Full Text search with NGram (approach validation)

Hi there, I’m looking for help validating my approach.

I’m currently implementing a full-text search via NGram. Each row in the collection will have a field called description and the goal is to search the collection based on that field.

My index:

q.CreateIndex({
  name: 'transactionsByDescription',
  terms: [
    { binding: 'search' }
  ],
  source: {
    collection: q.Collection('transactions'),
    fields: {
      search: q.Query(
        q.Lambda(
          'transaction',
          q.NGram(
            q.LowerCase(
              q.Select(['data', 'description'], q.Var('transaction'))
            ),
            3,
            3
          )
        )
      )
    }
  }
});

Now, I’m trying to test what the query will be via the Shell on the dashboard. Currently, I only have one data on the transactions collection, the description is Testing Only. The user will provide a search string, in the example below, the search string is Test.

The NGram produced will be ["tes", "est", "sti", "tin", "ing"]

The way I do it is by splitting the search string into NGram of 3 as well, and then looping through each of the items and then run Match for that item.

Map(
  NGram(
    LowerCase('Testing'),
    3,
    3
  ),
  Lambda(
    'needle',
    Paginate(
      Match(
        Index('transactionsByDescription'),
        Var('needle')
      )
    )
  )
)

Since there were 5 NGrams produced, this will loop 5 times and actually result in an array of 5 repeating references:

[
  {
    data: [Ref(Collection("transactions"), "278191047968817665")]
  },
  {
    data: [Ref(Collection("transactions"), "278191047968817665")]
  },
  {
    data: [Ref(Collection("transactions"), "278191047968817665")]
  },
  {
    data: [Ref(Collection("transactions"), "278191047968817665")]
  },
  {
    data: [Ref(Collection("transactions"), "278191047968817665")]
  }
]

Which is not the desirable result, I thought of doing

Distinct(
  Map(
    NGram(
      LowerCase('Testing'),
      3,
      3
    ),
    Lambda(
      'needle',
      Select(
        ['data'],
        Paginate(
          Match(
            Index('transactionsByDescription'),
            Var('needle')
          )
        )
      )
    )
  )
)

Which will now result in the following array:

[
  [Ref(Collection("transactions"), "278191047968817665")]
]

There are no repeating items which is the desired result. I think my approach is incorrect, particularly because the paginate is inside the lambda, and I actually want to implement pagination on this with size of 10, I think this approach will not work with that.

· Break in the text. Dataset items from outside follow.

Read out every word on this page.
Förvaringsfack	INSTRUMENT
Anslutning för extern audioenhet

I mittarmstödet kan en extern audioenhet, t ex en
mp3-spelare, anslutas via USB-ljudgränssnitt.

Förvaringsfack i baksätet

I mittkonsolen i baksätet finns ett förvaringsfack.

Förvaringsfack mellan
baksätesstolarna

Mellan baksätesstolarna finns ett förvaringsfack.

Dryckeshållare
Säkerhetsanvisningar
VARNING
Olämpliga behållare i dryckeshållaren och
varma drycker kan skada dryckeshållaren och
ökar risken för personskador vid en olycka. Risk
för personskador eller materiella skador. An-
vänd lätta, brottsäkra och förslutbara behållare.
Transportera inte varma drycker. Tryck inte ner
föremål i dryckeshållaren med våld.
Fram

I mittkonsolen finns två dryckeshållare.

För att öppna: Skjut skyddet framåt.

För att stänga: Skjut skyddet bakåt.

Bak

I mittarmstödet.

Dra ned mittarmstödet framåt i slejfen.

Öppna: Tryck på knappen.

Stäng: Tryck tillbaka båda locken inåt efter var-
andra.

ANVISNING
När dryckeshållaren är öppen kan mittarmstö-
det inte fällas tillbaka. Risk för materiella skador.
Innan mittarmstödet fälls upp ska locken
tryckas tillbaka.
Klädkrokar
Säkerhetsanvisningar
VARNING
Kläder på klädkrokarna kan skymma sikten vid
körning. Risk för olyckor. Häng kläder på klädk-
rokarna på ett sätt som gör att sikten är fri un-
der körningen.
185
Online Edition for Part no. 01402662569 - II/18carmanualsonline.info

The reason why I’m splitting the search string into trigram is because if I don’t, I will have to do this:

Paginate(
  Match(
    Index('transactionsByDescription'),
    'tes'
  ),
  {
    size: 10
  }
)

This works really well, and the pagination is the top query which means there will be no problem, but that’s only going to work IF the search string is always 3 characters long because that satisfies the trigram.

{
  data: [Ref(Collection("transactions"), "278191047968817665")]
}

But if the search string is not 3 characters, like:

Paginate(
  Match(
    Index('transactionsByDescription'),
    'testing'
  ),
  {
    size: 10
  }
)

It will result to an empty array:

{
  data: []
}

Because the search string no longer satisfies the trigram approach

I found an answer:

Paginate(
  Intersection(
    Map(
      NGram(
        LowerCase('Testing'),
        3,
        3
      ),
      Lambda(
        'needle',
        Match(
          Index('transactionsByDescription'),
          Var('needle')
        )
      )
    )
  ),
  {
    size: 10
  }
)

Which will result in:

{
  data: [Ref(Collection("transactions"), "278191047968817665")]
}

Not sure if this is the correct approach though